The young panelists represented the Aurae Opus Foundation and VIDS (Bureau Association of Indigenous Village Leaders) from Suriname; The Breadfruit Collective and SASOD from Guyana; the Dominica Association of Persons with Disabilities Inc., and the Jamaica Climate Change Youth Council.  Iulia Duca, Programme Officer at the Climate Action Division, and Focal Point for CSOs and Youth at IOM Headquarters in Geneva, moderated the Conversation.   

The Conversation was led by three topic questions:  

  1. How to promote youth engagement in climate-induced migration discussions, so youth can be part of the solution? 

  1. What skills of youth in entrepreneurship, digitalization and innovation, can be harnessed for climate action? 

  1. How to build strong leadership, for youth engagement to address climate-induced migration? 

Judy Sango, the youngest ever President of the Dominica Association of Persons with Disabilities Inc, emphasized that “Providing education and creating awareness about climate change and its impact on mobility among youth and vulnerable groups is crucial.  Inclusion in decision making processes comes secondly; ensuring the active participation of youth and vulnerable groups in decision making processes”.  Nuravni Sallons, Managing Director of the Aurae Opus Foundation in Suriname, suggested speaking to youth in their own language: “What if we create awareness in the language that they understand? For example, you can involve the youth [with a] bottle made of biodegradable material for the party.”   

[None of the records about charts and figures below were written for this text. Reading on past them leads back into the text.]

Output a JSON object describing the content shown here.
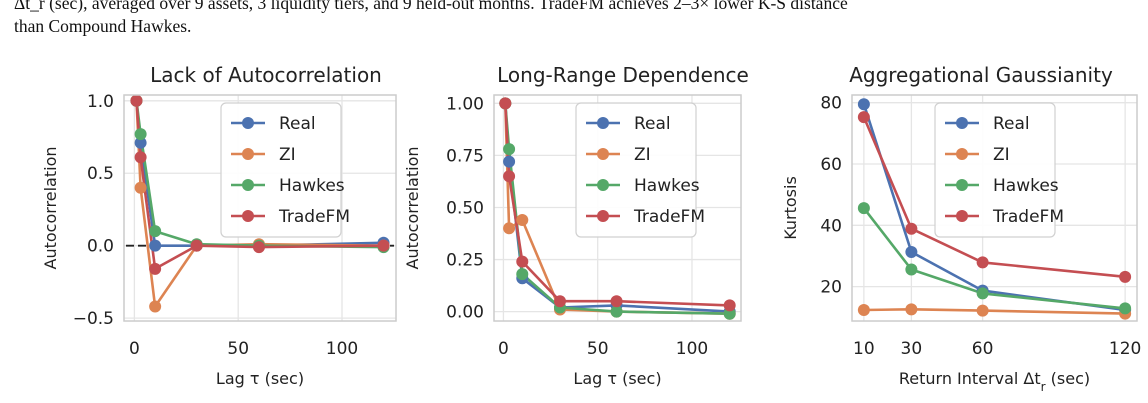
{
  "caption": {
    "line1": "Δt_r (sec), averaged over 9 assets, 3 liquidity tiers, and 9 held-out months. TradeFM achieves 2–3× lower K-S distance",
    "line2": "than Compound Hawkes."
  },
  "colors": {
    "Real": "#4c72b0",
    "ZI": "#dd8452",
    "Hawkes": "#55a868",
    "TradeFM": "#c44e52",
    "grid": "#e5e5e5",
    "frame": "#cccccc"
  },
  "chart_data": [
    {
      "type": "line",
      "title": "Lack of Autocorrelation",
      "xlabel": "Lag τ (sec)",
      "ylabel": "Autocorrelation",
      "xlim": [
        -5,
        126
      ],
      "ylim": [
        -0.52,
        1.04
      ],
      "xticks": [
        0,
        50,
        100
      ],
      "xtick_labels": [
        "0",
        "50",
        "100"
      ],
      "yticks": [
        1.0,
        0.5,
        0.0,
        -0.5
      ],
      "ytick_labels": [
        "1.0",
        "0.5",
        "0.0",
        "−0.5"
      ],
      "legend": "upper right",
      "grid": true,
      "zero_line": true,
      "series": [
        {
          "name": "Real",
          "x": [
            1,
            3,
            10,
            30,
            60,
            120
          ],
          "y": [
            1.0,
            0.71,
            0.0,
            0.0,
            0.0,
            0.02
          ]
        },
        {
          "name": "ZI",
          "x": [
            1,
            3,
            10,
            30,
            60,
            120
          ],
          "y": [
            1.0,
            0.4,
            -0.42,
            0.0,
            0.01,
            0.0
          ]
        },
        {
          "name": "Hawkes",
          "x": [
            1,
            3,
            10,
            30,
            60,
            120
          ],
          "y": [
            1.0,
            0.77,
            0.1,
            0.01,
            0.0,
            -0.01
          ]
        },
        {
          "name": "TradeFM",
          "x": [
            1,
            3,
            10,
            30,
            60,
            120
          ],
          "y": [
            1.0,
            0.61,
            -0.16,
            0.0,
            -0.01,
            0.0
          ]
        }
      ]
    },
    {
      "type": "line",
      "title": "Long-Range Dependence",
      "xlabel": "Lag τ (sec)",
      "ylabel": "Autocorrelation",
      "xlim": [
        -5,
        126
      ],
      "ylim": [
        -0.045,
        1.04
      ],
      "xticks": [
        0,
        50,
        100
      ],
      "xtick_labels": [
        "0",
        "50",
        "100"
      ],
      "yticks": [
        1.0,
        0.75,
        0.5,
        0.25,
        0.0
      ],
      "ytick_labels": [
        "1.00",
        "0.75",
        "0.50",
        "0.25",
        "0.00"
      ],
      "legend": "upper right",
      "grid": true,
      "zero_line": false,
      "series": [
        {
          "name": "Real",
          "x": [
            1,
            3,
            10,
            30,
            60,
            120
          ],
          "y": [
            1.0,
            0.72,
            0.16,
            0.02,
            0.03,
            0.0
          ]
        },
        {
          "name": "ZI",
          "x": [
            1,
            3,
            10,
            30,
            60,
            120
          ],
          "y": [
            1.0,
            0.4,
            0.44,
            0.01,
            0.0,
            -0.01
          ]
        },
        {
          "name": "Hawkes",
          "x": [
            1,
            3,
            10,
            30,
            60,
            120
          ],
          "y": [
            1.0,
            0.78,
            0.18,
            0.02,
            0.0,
            -0.01
          ]
        },
        {
          "name": "TradeFM",
          "x": [
            1,
            3,
            10,
            30,
            60,
            120
          ],
          "y": [
            1.0,
            0.65,
            0.24,
            0.05,
            0.05,
            0.03
          ]
        }
      ]
    },
    {
      "type": "line",
      "title": "Aggregational Gaussianity",
      "xlabel": "Return Interval Δt_r (sec)",
      "ylabel": "Kurtosis",
      "xlim": [
        5,
        125
      ],
      "ylim": [
        8.8,
        82.5
      ],
      "xticks": [
        10,
        30,
        60,
        120
      ],
      "xtick_labels": [
        "10",
        "30",
        "60",
        "120"
      ],
      "yticks": [
        80,
        60,
        40,
        20
      ],
      "ytick_labels": [
        "80",
        "60",
        "40",
        "20"
      ],
      "legend": "upper right",
      "grid": true,
      "zero_line": false,
      "series": [
        {
          "name": "Real",
          "x": [
            10,
            30,
            60,
            120
          ],
          "y": [
            79.5,
            31.3,
            18.7,
            12.4
          ]
        },
        {
          "name": "ZI",
          "x": [
            10,
            30,
            60,
            120
          ],
          "y": [
            12.4,
            12.6,
            12.2,
            11.2
          ]
        },
        {
          "name": "Hawkes",
          "x": [
            10,
            30,
            60,
            120
          ],
          "y": [
            45.6,
            25.6,
            17.8,
            12.9
          ]
        },
        {
          "name": "TradeFM",
          "x": [
            10,
            30,
            60,
            120
          ],
          "y": [
            75.3,
            38.9,
            27.9,
            23.2
          ]
        }
      ]
    }
  ]
}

Shylina Lingaard representing VIDS (Bureau Association of Indigenous Village Leaders in Suriname) noted that “Indigenous communities are known to be guardians of nature. So, therefore, they also have their own traditional knowledge and mobility and way of living how to maintain and protect the forest.”  Joel Simpson of SASOD Guyana noted: “It’s very important that vulnerable youth are included and are a part of the conversation, young people whose socioeconomic circumstances make them more susceptible to human rights violations.” 

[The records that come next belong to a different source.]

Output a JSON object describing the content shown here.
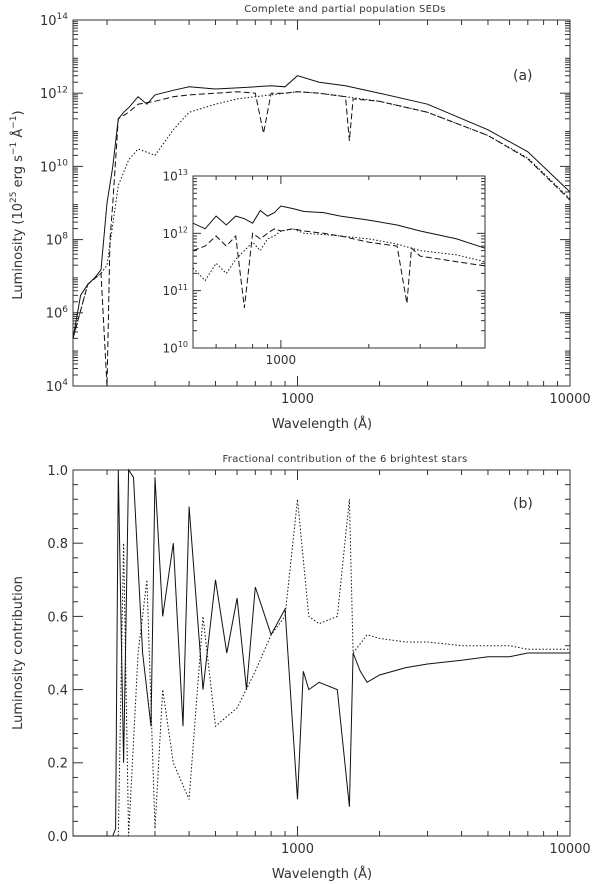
{
  "chart_data": [
    {
      "type": "line",
      "title": "Complete and partial population SEDs",
      "panel_label": "(a)",
      "xlabel": "Wavelength (Å)",
      "ylabel_main": "Luminosity (10",
      "ylabel_exp1": "25",
      "ylabel_mid": " erg s",
      "ylabel_exp2": "−1",
      "ylabel_mid2": " Å",
      "ylabel_exp3": "−1",
      "ylabel_end": ")",
      "xscale": "log",
      "yscale": "log",
      "xlim": [
        150,
        10000
      ],
      "ylim": [
        10000,
        100000000000000
      ],
      "x_ticks": [
        {
          "value": 1000,
          "label": "1000"
        },
        {
          "value": 10000,
          "label": "10000"
        }
      ],
      "y_ticks": [
        {
          "value": 10000,
          "base": "10",
          "exp": "4"
        },
        {
          "value": 1000000,
          "base": "10",
          "exp": "6"
        },
        {
          "value": 100000000,
          "base": "10",
          "exp": "8"
        },
        {
          "value": 10000000000,
          "base": "10",
          "exp": "10"
        },
        {
          "value": 1000000000000,
          "base": "10",
          "exp": "12"
        },
        {
          "value": 100000000000000,
          "base": "10",
          "exp": "14"
        }
      ],
      "series": [
        {
          "style": "solid",
          "x": [
            150,
            160,
            170,
            180,
            190,
            200,
            210,
            220,
            230,
            240,
            260,
            280,
            300,
            350,
            400,
            500,
            600,
            700,
            800,
            900,
            1000,
            1200,
            1500,
            2000,
            3000,
            5000,
            7000,
            10000
          ],
          "y": [
            200000.0,
            3000000.0,
            6000000.0,
            9000000.0,
            15000000.0,
            1000000000.0,
            10000000000.0,
            200000000000.0,
            300000000000.0,
            400000000000.0,
            800000000000.0,
            500000000000.0,
            900000000000.0,
            1200000000000.0,
            1500000000000.0,
            1300000000000.0,
            1400000000000.0,
            1500000000000.0,
            1600000000000.0,
            1500000000000.0,
            3000000000000.0,
            2000000000000.0,
            1600000000000.0,
            1000000000000.0,
            500000000000.0,
            100000000000.0,
            25000000000.0,
            2000000000.0
          ]
        },
        {
          "style": "dashed",
          "x": [
            150,
            170,
            190,
            200,
            205,
            210,
            220,
            240,
            260,
            300,
            350,
            400,
            500,
            600,
            700,
            750,
            800,
            900,
            1000,
            1200,
            1500,
            1550,
            1600,
            2000,
            3000,
            5000,
            7000,
            10000
          ],
          "y": [
            200000.0,
            6000000.0,
            12000000.0,
            10000.0,
            100000000.0,
            1000000000.0,
            200000000000.0,
            300000000000.0,
            500000000000.0,
            600000000000.0,
            800000000000.0,
            900000000000.0,
            1000000000000.0,
            1100000000000.0,
            1000000000000.0,
            80000000000.0,
            1000000000000.0,
            1000000000000.0,
            1100000000000.0,
            1000000000000.0,
            800000000000.0,
            50000000000.0,
            700000000000.0,
            600000000000.0,
            300000000000.0,
            70000000000.0,
            16000000000.0,
            1200000000.0
          ]
        },
        {
          "style": "dotted",
          "x": [
            150,
            170,
            190,
            200,
            220,
            240,
            260,
            300,
            350,
            400,
            500,
            600,
            700,
            800,
            900,
            1000,
            1200,
            1500,
            2000,
            3000,
            5000,
            7000,
            10000
          ],
          "y": [
            200000.0,
            6000000.0,
            12000000.0,
            20000000.0,
            3000000000.0,
            15000000000.0,
            30000000000.0,
            20000000000.0,
            100000000000.0,
            300000000000.0,
            500000000000.0,
            700000000000.0,
            800000000000.0,
            900000000000.0,
            1000000000000.0,
            1100000000000.0,
            1000000000000.0,
            800000000000.0,
            600000000000.0,
            300000000000.0,
            70000000000.0,
            17000000000.0,
            1300000000.0
          ]
        }
      ]
    },
    {
      "type": "line",
      "inset": true,
      "xscale": "log",
      "yscale": "log",
      "xlim": [
        500,
        5000
      ],
      "ylim": [
        10000000000,
        10000000000000
      ],
      "x_ticks": [
        {
          "value": 1000,
          "label": "1000"
        }
      ],
      "y_ticks": [
        {
          "value": 10000000000,
          "base": "10",
          "exp": "10"
        },
        {
          "value": 100000000000,
          "base": "10",
          "exp": "11"
        },
        {
          "value": 1000000000000,
          "base": "10",
          "exp": "12"
        },
        {
          "value": 10000000000000,
          "base": "10",
          "exp": "13"
        }
      ],
      "series": [
        {
          "style": "solid",
          "x": [
            500,
            550,
            600,
            650,
            700,
            750,
            800,
            850,
            900,
            950,
            1000,
            1100,
            1200,
            1400,
            1600,
            2000,
            2500,
            3000,
            4000,
            5000
          ],
          "y": [
            1500000000000.0,
            1200000000000.0,
            2000000000000.0,
            1400000000000.0,
            2000000000000.0,
            1800000000000.0,
            1500000000000.0,
            2500000000000.0,
            2000000000000.0,
            2300000000000.0,
            3000000000000.0,
            2700000000000.0,
            2400000000000.0,
            2300000000000.0,
            2000000000000.0,
            1700000000000.0,
            1400000000000.0,
            1100000000000.0,
            800000000000.0,
            550000000000.0
          ]
        },
        {
          "style": "dashed",
          "x": [
            500,
            550,
            600,
            650,
            700,
            750,
            800,
            850,
            900,
            950,
            1000,
            1100,
            1200,
            1400,
            1600,
            2000,
            2500,
            2700,
            2800,
            3000,
            4000,
            5000
          ],
          "y": [
            500000000000.0,
            600000000000.0,
            900000000000.0,
            600000000000.0,
            900000000000.0,
            50000000000.0,
            1000000000000.0,
            800000000000.0,
            1000000000000.0,
            1200000000000.0,
            1100000000000.0,
            1200000000000.0,
            1100000000000.0,
            1000000000000.0,
            900000000000.0,
            700000000000.0,
            600000000000.0,
            60000000000.0,
            550000000000.0,
            400000000000.0,
            320000000000.0,
            270000000000.0
          ]
        },
        {
          "style": "dotted",
          "x": [
            500,
            550,
            600,
            650,
            700,
            750,
            800,
            850,
            900,
            950,
            1000,
            1100,
            1200,
            1400,
            1600,
            2000,
            2500,
            3000,
            4000,
            5000
          ],
          "y": [
            250000000000.0,
            150000000000.0,
            300000000000.0,
            200000000000.0,
            350000000000.0,
            500000000000.0,
            700000000000.0,
            500000000000.0,
            800000000000.0,
            900000000000.0,
            1100000000000.0,
            1200000000000.0,
            1000000000000.0,
            950000000000.0,
            900000000000.0,
            800000000000.0,
            650000000000.0,
            500000000000.0,
            420000000000.0,
            320000000000.0
          ]
        }
      ]
    },
    {
      "type": "line",
      "title": "Fractional contribution of the 6 brightest stars",
      "panel_label": "(b)",
      "xlabel": "Wavelength (Å)",
      "ylabel": "Luminosity contribution",
      "xscale": "log",
      "yscale": "linear",
      "xlim": [
        150,
        10000
      ],
      "ylim": [
        0.0,
        1.0
      ],
      "x_ticks": [
        {
          "value": 1000,
          "label": "1000"
        },
        {
          "value": 10000,
          "label": "10000"
        }
      ],
      "y_ticks": [
        {
          "value": 0.0,
          "label": "0.0"
        },
        {
          "value": 0.2,
          "label": "0.2"
        },
        {
          "value": 0.4,
          "label": "0.4"
        },
        {
          "value": 0.6,
          "label": "0.6"
        },
        {
          "value": 0.8,
          "label": "0.8"
        },
        {
          "value": 1.0,
          "label": "1.0"
        }
      ],
      "series": [
        {
          "style": "solid",
          "x": [
            150,
            200,
            210,
            215,
            220,
            230,
            240,
            250,
            270,
            290,
            300,
            320,
            350,
            380,
            400,
            450,
            500,
            550,
            600,
            650,
            700,
            800,
            900,
            1000,
            1050,
            1100,
            1200,
            1400,
            1550,
            1600,
            1700,
            1800,
            2000,
            2500,
            3000,
            4000,
            5000,
            6000,
            7000,
            8000,
            10000
          ],
          "y": [
            0.0,
            0.0,
            0.0,
            0.02,
            1.0,
            0.2,
            1.0,
            0.98,
            0.5,
            0.3,
            0.98,
            0.6,
            0.8,
            0.3,
            0.9,
            0.4,
            0.7,
            0.5,
            0.65,
            0.4,
            0.68,
            0.55,
            0.62,
            0.1,
            0.45,
            0.4,
            0.42,
            0.4,
            0.08,
            0.5,
            0.45,
            0.42,
            0.44,
            0.46,
            0.47,
            0.48,
            0.49,
            0.49,
            0.5,
            0.5,
            0.5
          ]
        },
        {
          "style": "dotted",
          "x": [
            150,
            200,
            210,
            220,
            230,
            240,
            260,
            280,
            300,
            320,
            350,
            400,
            450,
            500,
            600,
            700,
            800,
            900,
            1000,
            1100,
            1200,
            1400,
            1550,
            1600,
            1800,
            2000,
            2500,
            3000,
            4000,
            5000,
            6000,
            7000,
            8000,
            10000
          ],
          "y": [
            0.0,
            0.0,
            0.0,
            0.0,
            0.8,
            0.0,
            0.5,
            0.7,
            0.02,
            0.4,
            0.2,
            0.1,
            0.6,
            0.3,
            0.35,
            0.45,
            0.55,
            0.6,
            0.92,
            0.6,
            0.58,
            0.6,
            0.92,
            0.5,
            0.55,
            0.54,
            0.53,
            0.53,
            0.52,
            0.52,
            0.52,
            0.51,
            0.51,
            0.51
          ]
        }
      ]
    }
  ]
}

Christine Samwaroo of The Breadfruit Collective reminded that “When you’re thinking about everybody that's where you get the diverse solutions, and people who are closest to the problem, they are the ones that actually have the solutions.”  Dahvia Hylton, co-lead for the Research, Advocacy and Policy Development Committee within the Jamaica Climate Change Youth Council noted the engagement must be timely and recognize the voluntary nature of CSOs “The processes have to change, they have to include a lot more time, and then include a lot more space for civil society to speak.” 

The lively exchange of perspectives and experiences took place with an active audience including government representatives from Suriname, IOM and other UN agency representatives, Youth Parliamentarians, students, and other Caribbean CSO representatives, plus close to 100 online participants.  It was also broadcasted locally on STVS television channel in Suriname. 

Conversations on Migration in the Caribbean Episode 4 underscored the critical role of youth and other under-represented groups who are affected by climate-induced migration, in shaping effective responses and building a more inclusive and sustainable Caribbean region.  The IOM Caribbean team and all CSOs involved hope that the outcome will be tangible actions to include Caribbean youth more meaningfully in decision-making that affects their present and future.  

The panel discussion was coordinated by the IOM Caribbean Coordination Office on the fringes of a “Regional Conference on Environmental Migration and Disaster Displacement for Caribbean CSOs” being held on 29 February and 1 March 2024, in Paramaribo.  Both events are funded by the French government as part of the Caribbean component of the "Implementing Global Policies on Environmental Migration and Disaster Displacement at the Regional Level" project.  IOM Suriname also provided support to this activity.